AGRO RECLAMA DE LEI EUROPEIA…
Primeiro foi a Sociedade Rural Brasileira cuspindo ódio por causa proposta de legislação europeia contra o desmatamento importado. Na semana passada foi a vez da Aprosoja, a Associação Brasileira dos Produtores de soja. Numa nota no último dia 23, a associação chamou a proposta europeia de “protecionismo disfarçado” e de “afronta à soberania nacional”. Lá pelas tantas os autores da nota disparam uma frase de bêbado: “Sabemos que o foco dos europeus sempre foi a Amazônia e suas riquezas” (a gente fica sem entender se são protecionistas ou colonialistas). Os europeus aparentemente atingiram um nervo no ogronegócio.
…E DESMATAMENTO PODE AFETAR BALANÇA COMERCIAL
Na última segunda-feira, o jornal O Globo publicou em sua manchete que US$ 50 bilhões em exportações brasileiras, ou metade das vendas do agronegócio para o exterior, pode estar em risco diante do que o jornal chama de uma “nova onda de protecionismo global”. No caso do agro, o principal risco é a lei europeia contra desmatamento importado, apresentada no dia 17 e que ainda precisa ser votada pelos países do bloco. O ministro Carlos França (Relações Exteriores) chamou a proposta de “miopia”, mas silenciou sobre os 13,2 mil quilômetros quadrados de desmatamento em 2021.
FRAUDE + CORRUPÇÃO = GRILAGEM
A Transparência Internacional mapeou 21 práticas de fraude e corrupção que viabilizam a grilagem de terras no país. A entidade destaca no documento a formação de milícias privadas para extorquir, expulsar e silenciar ocupantes legítimos. Povos indígenas e comunidades tradicionais estão entre os principais alvos.Foram analisadas investigações em oito Estados na Amazônia e no Nordeste. Entre elas, a Operação Faroeste, sobre um esquema de venda de decisões judiciais na Bahia que permitiu a grilagem de área cinco vezes maior que a cidade de Salvador, e a Operação Karipuna, que denunciou uma organização criminosa pela venda de imóveis grilados dentro da Terra Indígena Karipuna, em Rondônia.
Enquanto isso, os PLs da Grilagem (2.633 e 510, apresentados num combo sinistro) avançam no Senado, em acordão nas comissões de Meio Ambiente e de Agricultura e Reforma Agrária.

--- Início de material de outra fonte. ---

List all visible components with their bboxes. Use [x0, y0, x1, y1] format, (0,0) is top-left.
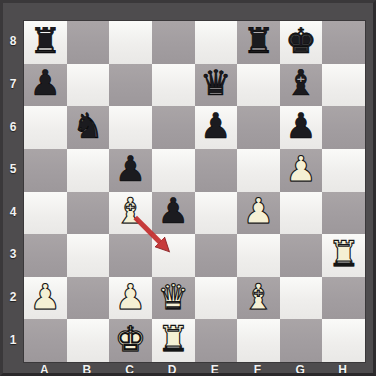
piece-black-rook: ♜ [243, 24, 274, 59]
square-f6[interactable] [237, 106, 280, 149]
square-b6[interactable]: ♞ [67, 106, 110, 149]
square-h4[interactable] [322, 192, 365, 235]
rank-label-7: 7 [3, 63, 23, 106]
chess-board[interactable]: ♜♜♚♟♛♝♞♟♟♟♟♝♟♟♜♟♟♛♝♚♜ [23, 20, 366, 363]
rank-label-8: 8 [3, 20, 23, 63]
square-g6[interactable]: ♟ [280, 106, 323, 149]
square-c6[interactable] [109, 106, 152, 149]
square-a6[interactable] [24, 106, 67, 149]
square-a3[interactable] [24, 234, 67, 277]
file-label-e: E [194, 362, 237, 376]
piece-black-queen: ♛ [200, 66, 231, 101]
piece-white-rook: ♜ [157, 322, 188, 357]
square-c2[interactable]: ♟ [109, 277, 152, 320]
square-g2[interactable] [280, 277, 323, 320]
square-g7[interactable]: ♝ [280, 64, 323, 107]
piece-black-king: ♚ [285, 24, 316, 59]
square-h1[interactable] [322, 319, 365, 362]
square-b4[interactable] [67, 192, 110, 235]
chess-board-frame: 87654321 ♜♜♚♟♛♝♞♟♟♟♟♝♟♟♜♟♟♛♝♚♜ ABCDEFGH [0, 0, 376, 376]
piece-black-bishop: ♝ [285, 66, 316, 101]
piece-white-bishop: ♝ [115, 194, 146, 229]
square-e4[interactable] [195, 192, 238, 235]
file-label-d: D [151, 362, 194, 376]
piece-black-pawn: ♟ [115, 152, 146, 187]
piece-black-pawn: ♟ [157, 194, 188, 229]
piece-white-queen: ♛ [157, 280, 188, 315]
square-d4[interactable]: ♟ [152, 192, 195, 235]
rank-label-6: 6 [3, 105, 23, 148]
file-label-h: H [321, 362, 364, 376]
square-c5[interactable]: ♟ [109, 149, 152, 192]
piece-white-pawn: ♟ [285, 152, 316, 187]
square-e6[interactable]: ♟ [195, 106, 238, 149]
square-b2[interactable] [67, 277, 110, 320]
square-f1[interactable] [237, 319, 280, 362]
piece-black-rook: ♜ [30, 24, 61, 59]
rank-label-1: 1 [3, 318, 23, 361]
square-c1[interactable]: ♚ [109, 319, 152, 362]
square-e5[interactable] [195, 149, 238, 192]
square-g5[interactable]: ♟ [280, 149, 323, 192]
piece-white-pawn: ♟ [30, 280, 61, 315]
file-label-b: B [66, 362, 109, 376]
square-h6[interactable] [322, 106, 365, 149]
square-d5[interactable] [152, 149, 195, 192]
file-label-c: C [108, 362, 151, 376]
square-f7[interactable] [237, 64, 280, 107]
square-a5[interactable] [24, 149, 67, 192]
square-d1[interactable]: ♜ [152, 319, 195, 362]
piece-black-pawn: ♟ [200, 109, 231, 144]
square-c8[interactable] [109, 21, 152, 64]
square-g1[interactable] [280, 319, 323, 362]
square-f4[interactable]: ♟ [237, 192, 280, 235]
square-f8[interactable]: ♜ [237, 21, 280, 64]
square-c4[interactable]: ♝ [109, 192, 152, 235]
square-g3[interactable] [280, 234, 323, 277]
square-b8[interactable] [67, 21, 110, 64]
rank-label-3: 3 [3, 233, 23, 276]
square-d3[interactable] [152, 234, 195, 277]
file-labels: ABCDEFGH [23, 362, 364, 376]
square-d2[interactable]: ♛ [152, 277, 195, 320]
square-g4[interactable] [280, 192, 323, 235]
rank-label-2: 2 [3, 276, 23, 319]
square-b5[interactable] [67, 149, 110, 192]
piece-white-bishop: ♝ [243, 280, 274, 315]
square-g8[interactable]: ♚ [280, 21, 323, 64]
square-b7[interactable] [67, 64, 110, 107]
square-e3[interactable] [195, 234, 238, 277]
square-a2[interactable]: ♟ [24, 277, 67, 320]
piece-black-pawn: ♟ [30, 66, 61, 101]
square-e8[interactable] [195, 21, 238, 64]
file-label-g: G [279, 362, 322, 376]
square-f3[interactable] [237, 234, 280, 277]
rank-labels: 87654321 [3, 20, 23, 361]
square-a4[interactable] [24, 192, 67, 235]
piece-black-pawn: ♟ [285, 109, 316, 144]
rank-label-4: 4 [3, 191, 23, 234]
piece-white-pawn: ♟ [243, 194, 274, 229]
square-a1[interactable] [24, 319, 67, 362]
square-f5[interactable] [237, 149, 280, 192]
square-e2[interactable] [195, 277, 238, 320]
piece-black-knight: ♞ [72, 109, 103, 144]
rank-label-5: 5 [3, 148, 23, 191]
square-b1[interactable] [67, 319, 110, 362]
square-d7[interactable] [152, 64, 195, 107]
piece-white-king: ♚ [115, 322, 146, 357]
square-c3[interactable] [109, 234, 152, 277]
square-h2[interactable] [322, 277, 365, 320]
square-a7[interactable]: ♟ [24, 64, 67, 107]
file-label-f: F [236, 362, 279, 376]
square-e1[interactable] [195, 319, 238, 362]
square-h7[interactable] [322, 64, 365, 107]
square-h3[interactable]: ♜ [322, 234, 365, 277]
square-a8[interactable]: ♜ [24, 21, 67, 64]
square-f2[interactable]: ♝ [237, 277, 280, 320]
square-c7[interactable] [109, 64, 152, 107]
square-h8[interactable] [322, 21, 365, 64]
square-d8[interactable] [152, 21, 195, 64]
square-h5[interactable] [322, 149, 365, 192]
square-d6[interactable] [152, 106, 195, 149]
square-e7[interactable]: ♛ [195, 64, 238, 107]
square-b3[interactable] [67, 234, 110, 277]
piece-white-rook: ♜ [328, 237, 359, 272]
file-label-a: A [23, 362, 66, 376]
piece-white-pawn: ♟ [115, 280, 146, 315]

Um relatório juntando ambos que até agora ninguém viu deve passar por votação simbólica nas duas comissões na semana que vem, ficando pronto para ir a plenário ainda este ano.
PL DA BOIADA PODE IR A VOTO NA SEMANA QUE VEM
No pacote do PL da Grilagem também deve ser votado simbolicamente nas duas comissões do Senado o PL da flexibilização do licenciamento ambiental, a “mãe de todas as boiadas”. A relatora, a senadora Kátia Abreu (PP-TO), que foi à COP26 pagar de preocupada com o clima e com a imagem do Brasil, passou os últimos dias em silêncio, fugindo de questionamentos de ambientalistas e da imprensa. Mas foi vista beijando a mão de Jair Bolsonaro em troca de uma vaga no TCU.
Dados do Instituto Socioambiental e da UFMG mostram que apenas uma das obras potencialmente beneficiadas pela isenção do licenciamento, a pavimentação da rodovia BR-319 (Porto Velho-Manaus), pode causar 170 mil quilômetros quadrados de desmatamento (mais do que uma Inglaterra) até 2050, com emissões equivalentes de 8 bilhões de toneladas de gás carbônico (quatro vezes a emissão bruta anual do Brasil) no período.